In a letter written near the end of his career Hamilton struck an unusual note of despondency. “Mine,” he says, “is an odd destiny. Perhaps no man in the United States has sacrificed or done more for the present Constitution than myself; and contrary to all my anticipations of its fate, as you know from the very beginning, I am still laboring to prop the frail and worthless fabric…. Every day proves to me more and more that this American world was not made for me…. The time may ere long arrive,” he adds, “when the minds of men will be prepared to make an effort to recover the Constitution, but…
we must wait a while”. Hamilton was clearly undervaluing his own labors. If he seemed to fail, it was because he had gone too fast and had neglected elements of the problem which to the country seemed essential. Hamilton’s ideal conception of government was never realized, but it has perhaps made some contribution to the general theory of politics. By a recent writer it has been identified with that of Hobbes – the “leviathan state”. With this indeed it has something in common – in its outlook, even in its principles.
Hamilton believed in an undivided and indefeasible sovereignty, and in the subject’s duty of disciplined obedience. He believed it the duty of the sovereign jealously to protect its own sovereignty, and to provide for the subject’s welfare by well considered and strictly enforced laws. He believed in a wise and benevolent paternal government. Not, however, in an absolute one. Taking over the conception of the strong state as he found it in Hobbes and elsewhere, he modified it to suit his own purposes, by adapting it to American conditions, by attempting to make it at once strong and responsible.

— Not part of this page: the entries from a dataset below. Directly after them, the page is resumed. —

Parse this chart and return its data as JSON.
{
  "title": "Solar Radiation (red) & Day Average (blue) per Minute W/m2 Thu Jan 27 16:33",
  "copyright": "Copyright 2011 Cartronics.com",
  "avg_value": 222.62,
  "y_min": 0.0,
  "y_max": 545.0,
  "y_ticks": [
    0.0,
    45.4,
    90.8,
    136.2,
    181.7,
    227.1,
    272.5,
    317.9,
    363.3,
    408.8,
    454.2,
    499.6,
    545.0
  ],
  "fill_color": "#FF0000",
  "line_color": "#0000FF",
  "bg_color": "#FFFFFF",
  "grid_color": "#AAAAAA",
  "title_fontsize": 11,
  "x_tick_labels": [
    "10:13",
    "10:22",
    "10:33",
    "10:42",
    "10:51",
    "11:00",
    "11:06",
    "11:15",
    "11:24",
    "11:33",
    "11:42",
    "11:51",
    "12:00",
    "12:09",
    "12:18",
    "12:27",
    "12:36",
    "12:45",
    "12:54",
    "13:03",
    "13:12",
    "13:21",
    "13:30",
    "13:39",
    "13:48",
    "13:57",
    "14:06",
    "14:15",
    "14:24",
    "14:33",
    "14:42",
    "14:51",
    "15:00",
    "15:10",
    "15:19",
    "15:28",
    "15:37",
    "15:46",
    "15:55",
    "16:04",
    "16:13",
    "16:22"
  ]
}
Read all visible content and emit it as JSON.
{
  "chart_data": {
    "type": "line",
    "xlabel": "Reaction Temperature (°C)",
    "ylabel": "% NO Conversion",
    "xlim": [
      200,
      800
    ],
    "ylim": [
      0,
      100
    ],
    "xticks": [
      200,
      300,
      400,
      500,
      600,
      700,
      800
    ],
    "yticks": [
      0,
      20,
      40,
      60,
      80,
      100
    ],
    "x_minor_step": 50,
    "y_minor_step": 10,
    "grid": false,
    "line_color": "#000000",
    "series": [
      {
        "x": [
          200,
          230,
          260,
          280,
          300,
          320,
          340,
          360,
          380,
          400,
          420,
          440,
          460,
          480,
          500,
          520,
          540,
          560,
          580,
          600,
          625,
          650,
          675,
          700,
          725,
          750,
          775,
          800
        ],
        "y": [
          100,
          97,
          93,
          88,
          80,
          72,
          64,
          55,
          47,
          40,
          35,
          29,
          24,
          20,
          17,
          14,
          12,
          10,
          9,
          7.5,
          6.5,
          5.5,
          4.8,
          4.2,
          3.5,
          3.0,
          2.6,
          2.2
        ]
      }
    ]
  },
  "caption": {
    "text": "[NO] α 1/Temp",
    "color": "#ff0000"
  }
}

He clearly added to it a new element in combining it with universal manhood suffrage. He took care to introduce also other principles of representation and carefully devised safeguards on the popular will. Thus he sought to make his state not only powerful and permanent, but balanced and responsible – indeed the more permanent because balanced and responsible. He attempted to reconcile apparently conflicting, but, as he thought, essential principles by turning the leviathan state into a republic.
Though not in its fulness realized, his conception has influenced the political thought not only of America but of Europe. Confidence had been destroyed under the Congress and the Confederation; and to its restoration Hamilton set to work at once. In less than three years, as the Secretary of the Treasury, as the result of a series of masterly reports all but one of which ended in legislation, Hamilton laid the basis of the financial integrity of the United States. His brilliant mind ranged over every aspect of the government’s needs.
He concerned himself with the debt – its assumption, consolidation, funding, and management and redemption; he watched the revenue inflow – recommending and obtaining new sources when government outlays increased; he pressed for and obtained the creation of a national bank – to act as a government depository and lender and to safeguard the money supply of the nation; he established a mint – thereby fixing the gold-silver ratio and assuring a bimetallic standard for the United States; he worked ceaselessly to attract foreign capital into the United States – to provide the funds for private banking institutions, public works projects, even manufacturing.